The 10 Nelson R33 Brown sprays are rotating brass sprinklers. These are laid out in a triangular pattern for even precipitation. The spray radius is 14 metres.

v. Each R33 spray head will be mounted on a 6 metre vertical riser, stabilised by fixing to a fence star picket driven into the ground. The spray riser pipe can be of any length, depending on vegetation height.

vi. All on the ground pipe laterals will have screwed connections between the vertical riser pipe and the main pipeline for easy installation and dismantling.

vii. The mainline between the pump unit and the pipe lateral can be of a variable length, depending on the distance between the water source and the area to be sprayed.

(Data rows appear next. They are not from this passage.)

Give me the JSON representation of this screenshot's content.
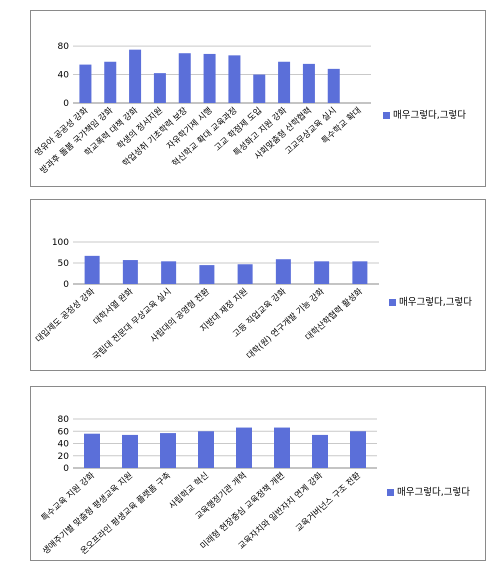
{
  "colors": {
    "bar": "#5b6fd9",
    "grid": "#c9c9c9",
    "axis": "#8a8a8a"
  },
  "chart_data": [
    {
      "type": "bar",
      "categories": [
        "영유아 공공성 강화",
        "방과후 돌봄 국가책임 강화",
        "학교폭력 대책 강화",
        "학생의 정서지원",
        "학업성취 기초학력 보장",
        "자유학기제 시행",
        "혁신학교 확대 교육과정",
        "고교 학점제 도입",
        "특성화고 지원 강화",
        "사회맞춤형 산학협력",
        "고교무상교육 실시",
        "특수학교 확대"
      ],
      "values": [
        54,
        58,
        75,
        42,
        70,
        69,
        67,
        40,
        58,
        55,
        48,
        0
      ],
      "yticks": [
        0,
        40,
        80
      ],
      "ylim": [
        0,
        90
      ],
      "grid": true,
      "legend": {
        "position": "right",
        "label": "매우그렇다,그렇다"
      },
      "title": "",
      "xlabel": "",
      "ylabel": ""
    },
    {
      "type": "bar",
      "categories": [
        "대입제도 공정성 강화",
        "대학서열 완화",
        "국립대 전문대 무상교육 실시",
        "사립대의 공영형 전환",
        "지방대 재정 지원",
        "고등 직업교육 강화",
        "대학(원) 연구개발 기능 강화",
        "대학산학협력 활성화"
      ],
      "values": [
        67,
        57,
        54,
        45,
        47,
        59,
        54,
        54
      ],
      "yticks": [
        0,
        50,
        100
      ],
      "ylim": [
        0,
        100
      ],
      "grid": true,
      "legend": {
        "position": "right",
        "label": "매우그렇다,그렇다"
      },
      "title": "",
      "xlabel": "",
      "ylabel": ""
    },
    {
      "type": "bar",
      "categories": [
        "특수교육 지원 강화",
        "생애주기별 맞춤형 평생교육 지원",
        "온오프라인 평생교육 플랫폼 구축",
        "사립학교 혁신",
        "교육행정기관 개혁",
        "미래형 현장중심 교육정책 개편",
        "교육자치와 일반자치 연계 강화",
        "교육거버넌스 구조 전환"
      ],
      "values": [
        56,
        54,
        57,
        60,
        66,
        66,
        54,
        60
      ],
      "yticks": [
        0,
        20,
        40,
        60,
        80
      ],
      "ylim": [
        0,
        80
      ],
      "grid": true,
      "legend": {
        "position": "right",
        "label": "매우그렇다,그렇다"
      },
      "title": "",
      "xlabel": "",
      "ylabel": ""
    }
  ]
}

viii. The Pump Unit is a diesel engine self priming fire pump unit similar to 'Yanmar Fire Captain' which retails at approximately $3,330.00.

ix. The pump unit would be fixed centrally to the floor of a standard box trailer, all pipes and fittings would be transported to the site and stored on this trailer.

x. It is thought that a large flying-fox colony would require 3 of the modular spray systems outlined in this document.